Producing Process

The certification seal of the traditional process.

The processing steps of the bresaola of the Valtellina PGI must follow strict rules articulated by the product, which guarantees the authenticity of the product and respect for traditional processing. Every single step, rigorously documented, is subject to strict controls aimed at ensuring health and hygiene safety, traceability and product quality.

1. Careful selection and skillful trimming cuts of meat.

The careful selection of raw material is the prerequisite for obtaining a quality product. Every single piece of meat is subjected to careful selection. The specialist operator shall evaluate the potential of the piece and trimming, which must be done with skill and precision in order to remove the fat and tendon external parties without affecting the pulp. The raw material non-compliant (eg being too mottled or discolored) is discarded.

2. Dry salting: bresaola acquires its typical aroma.

Dry salting is carried out: the meat that passes the compliance is sprinkled with a moderate amount of sodium chloride and natural flavors. The salt solution is formed with the juice of the meat.
Can be added to wine, spices, sugar (with the aim of encouraging microbial phenomena responsible for much of the aging of the product), nitrites and nitrates of sodium and / or potassium, ascorbic acid and its sodium salt. And ‘the wise dosage of spices used, jealously guarded the secret of ancient recipes, the product begins to acquire its own personality, with nuances of taste and smell different from manufacturer to manufacturer.
Salting, which has a duration of not less than 10 days, is interrupted by operation of massage, cd. churning, to allow the uniform migration of the salt and spices into the meat.

3. A slow maturation and natural.

After salting, the meat is stuffed into natural casings or artificial one and sent to the next stage of drying in special cells.
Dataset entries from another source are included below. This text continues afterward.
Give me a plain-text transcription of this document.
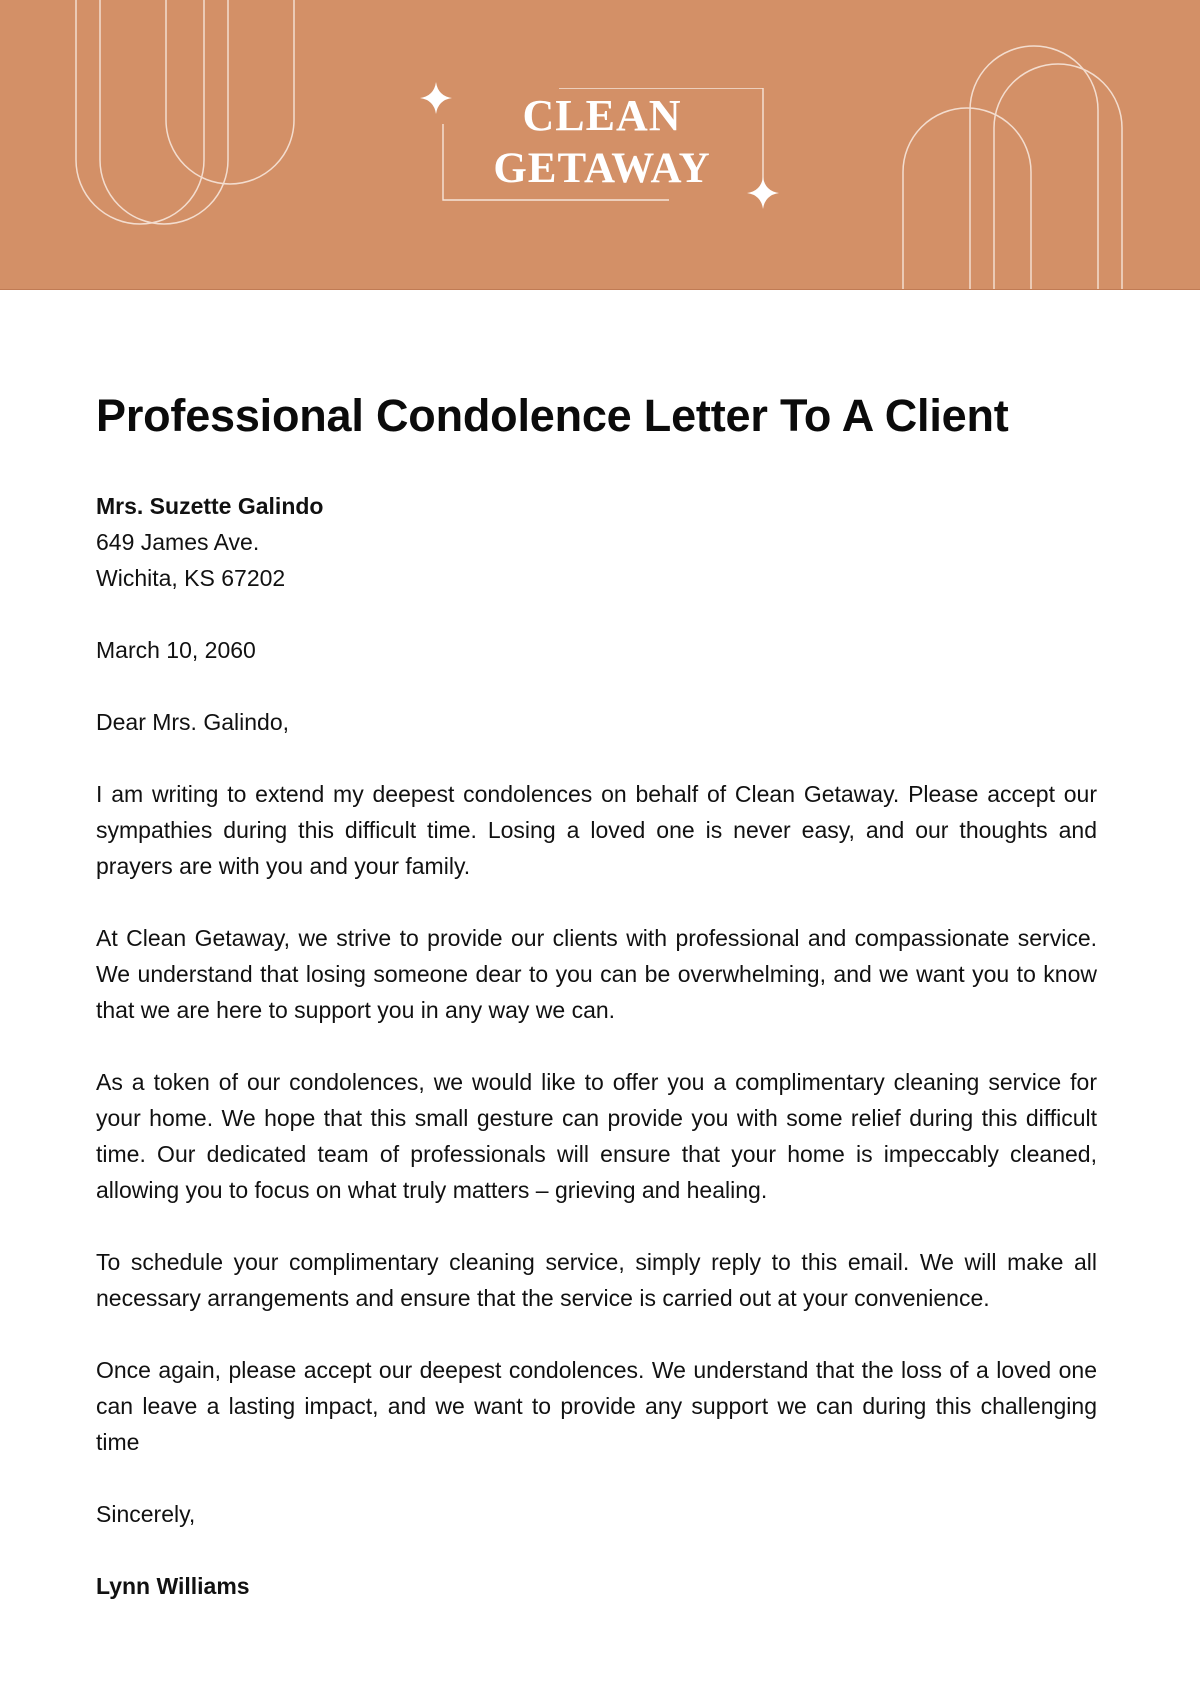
CLEAN
GETAWAY
Professional Condolence Letter To A Client
Mrs. Suzette Galindo
649 James Ave.
Wichita, KS 67202
March 10, 2060
Dear Mrs. Galindo,

I am writing to extend my deepest condolences on behalf of Clean Getaway. Please accept our sympathies during this difficult time. Losing a loved one is never easy, and our thoughts and prayers are with you and your family.

At Clean Getaway, we strive to provide our clients with professional and compassionate service. We understand that losing someone dear to you can be overwhelming, and we want you to know that we are here to support you in any way we can.

As a token of our condolences, we would like to offer you a complimentary cleaning service for your home. We hope that this small gesture can provide you with some relief during this difficult time. Our dedicated team of professionals will ensure that your home is impeccably cleaned, allowing you to focus on what truly matters – grieving and healing.

To schedule your complimentary cleaning service, simply reply to this email. We will make all necessary arrangements and ensure that the service is carried out at your convenience.

Once again, please accept our deepest condolences. We understand that the loss of a loved one can leave a lasting impact, and we want to provide any support we can during this challenging time

Sincerely,
Lynn Williams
The drying lasts an average of one week and should allow a rapid dehydration of the product in the first days of treatment.
The drying phase follows the maturing conducted at an average temperature between 12 and 18 ° C. The aging, including the drying time lasts from 4 to 8 weeks. The premises of seasoning, as well as those of drying, must be specially equipped with air conditioning systems can provide the optimal air exchange and appropriate conditions of temperature and humidity.
The Regulations prohibit the adoption of techniques that provide for an accelerated dehydration of the product. But given the favorable climatic conditions of the production area, has allowed natural ventilation and exposure to moisture. Even at this stage is crucial to the operator’s ability to make the right changes.

4. Any cutting or slicing and packaging.

The cured product that exceeds the controls chemical, sensory and merchandise under the Regulations may be marked with the IGP.
(legible image of the EU trademark yellow and blue)
Bresaola of the Valtellina can be sold whole, in bulk or in a vacuum, in pieces, in pieces or sliced, vacuum packaged or modified atmosphere.
Each package must bear the label, in addition to the endorsements required by law, the following information:
• “Bresaola della Valtellina” followed by the abbreviation IGP;
• The name or trade name or trademark of manufacturer;
• The principal office of the production and packaging;
• The IGP approved by the EU.
The product does not meet the minimum requirements of the Regulations can not be marketed as “Bresaola della Valtellina PGI” and should be downgraded.